Bugsy

Bugsy

Barry Levinson (1991)

Benjamin ‘Bugsy’ Siegel (1906-1947), according to Wikipedia, ‘was involved with the Genovese crime family.  Because of his notoriously quick and violent temper, the ruthless Siegel became one of the most infamous and feared gangsters of his day.  Along the way, he became one of the first page-one “celebrity” gangsters. Siegel was also a major driving force behind large-scale development of the Las Vegas Valley’.  I enjoyed Bugsy when I first saw it (on video – I guess in the mid-1990s) but – in a bad week for struggling (Polisse) or failing (Cosmopolis) to stay the course – I gave up after less than an hour at this BFI screening.  I might have engaged with the film more if I hadn’t been feeling ropy (prelude to a migraine).  Even so, I could see and hear things I didn’t like.  Bugsy looks stylish and moves fluently; the connections between the mob and Hollywood in the late 1930s and early 1940s, as well as the creation of Las Vegas, should be an interesting subject; and James Toback’s script is very clever.  Too clever, though:  the brilliant dialogue has a self-admiring edge; the ironic patterning between and within scenes – in the way Barry Levinson stages them, at any rate – is irritating in its neatness.
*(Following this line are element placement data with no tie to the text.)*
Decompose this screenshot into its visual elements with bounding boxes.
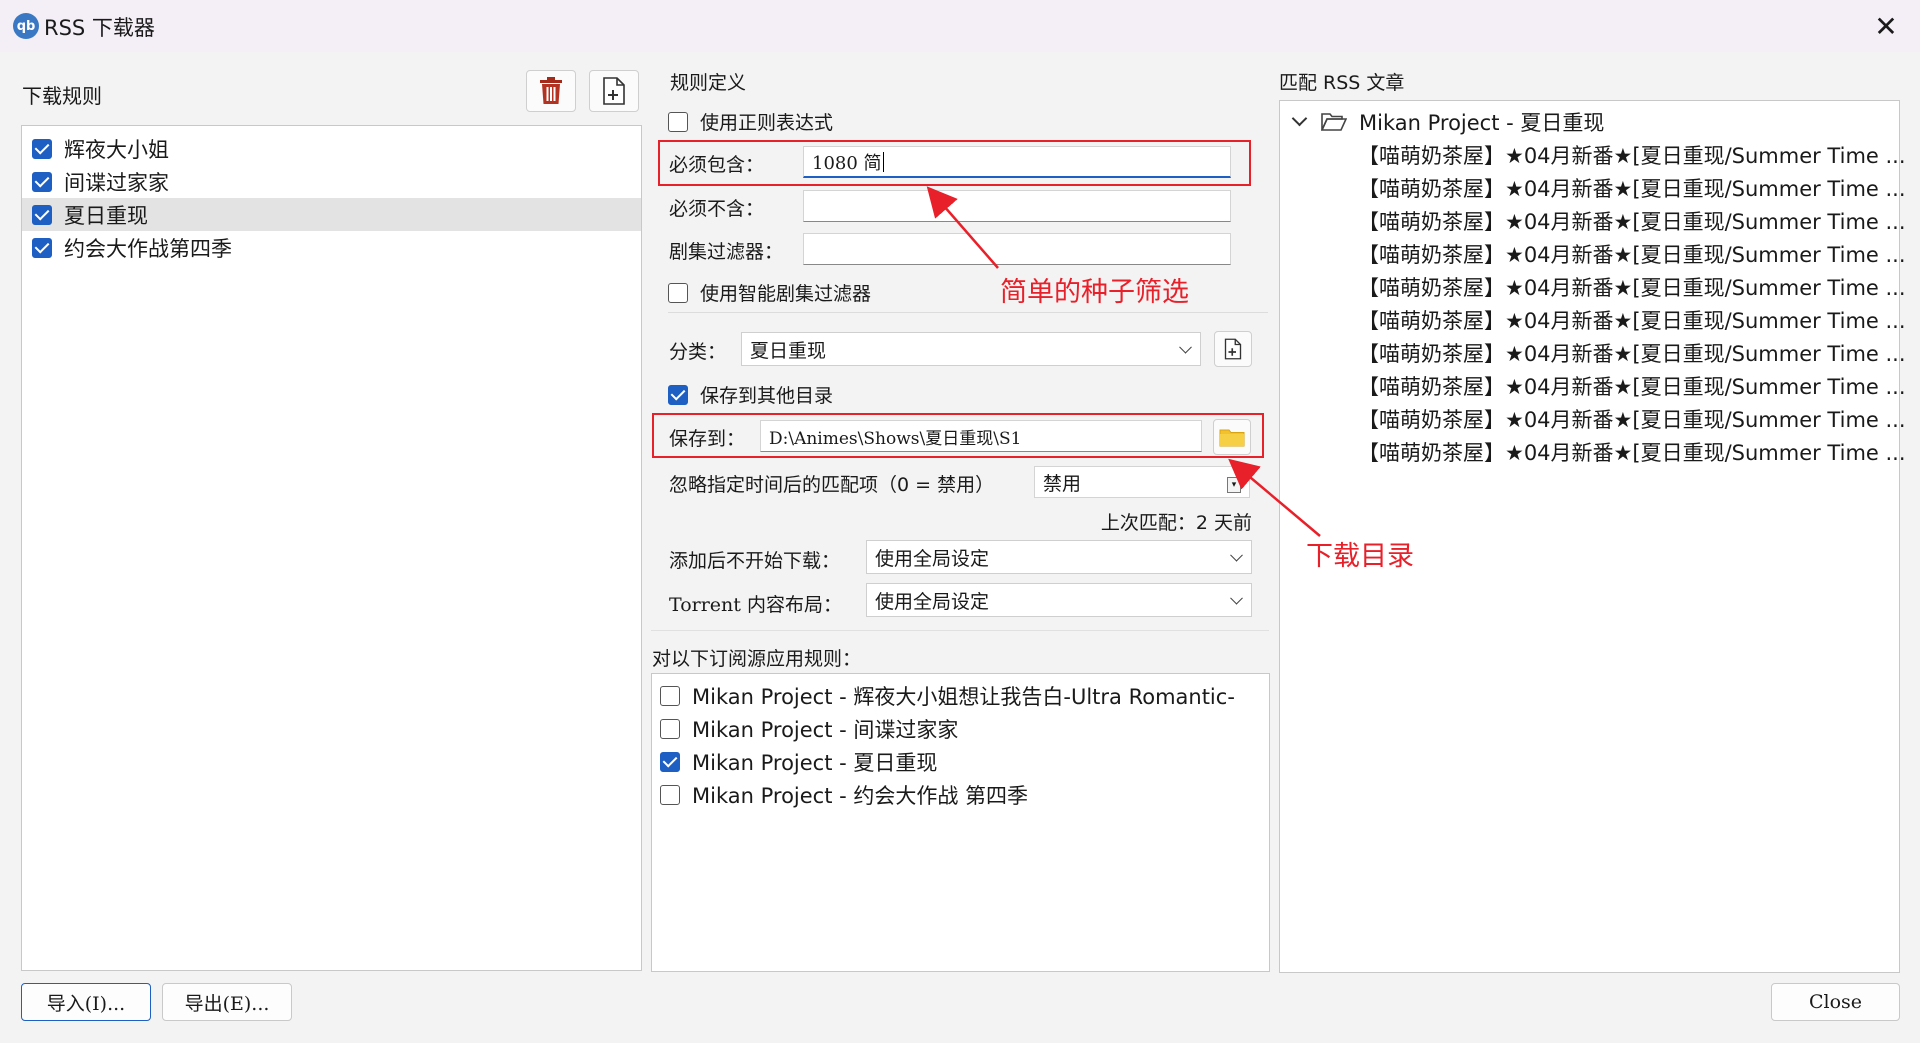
download-dir-annotation: 下载目录 <box>1306 541 1414 572</box>
filter-annotation: 简单的种子筛选 <box>1000 277 1189 308</box>
filter-arrow <box>926 186 999 269</box>
annotation-arrows <box>926 186 1321 537</box>
download-dir-arrow <box>1228 458 1321 537</box>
Bugsy (Warren Beatty) not only hates being called by his entomological nickname but is pedantically correct in the use of language:  he explains to an interlocutor the difference between ‘disinterested’ and ‘uninterested’ (the interlocutor is likely to be the latter when it comes to the use of words).  The dapper Bugsy is shown a selection of shirts at a gent’s outfitters.  A few screen minutes later he’s accusing one of his criminal associates of robbing him.  ‘D’you want the shirt off my back?  I’ll give you the shirt off my back!’ he yells, before removing the wrapping from one of the garments he bought earlier, and shooting the man dead.  Blood stains the pristine white shirt.   In a later sequence, Bugsy rants at another hood, at high volume and great length, until the latter gets out of the house as quickly as possible.   Bugsy’s lover, the actress-starlet Virginia Hill (Annette Bening), watches in horror from the staircase.   Then, when the man’s gone, she comes down and goes over to Bugsy and they make love:  the anger that shocked her also turns her on.  The first meeting between the couple, on a Hollywood sound stage, is electrifying, thanks largely to the wit of Annette Bening’s voice (its effortless range immediately takes you by surprise) and movement.   Some people think this is Warren Beatty’s best performance but I can’t see why.    The cast also includes Harvey Keitel, Ben Kingsley, Joe Mantegna (as George Raft) and Elliott Gould.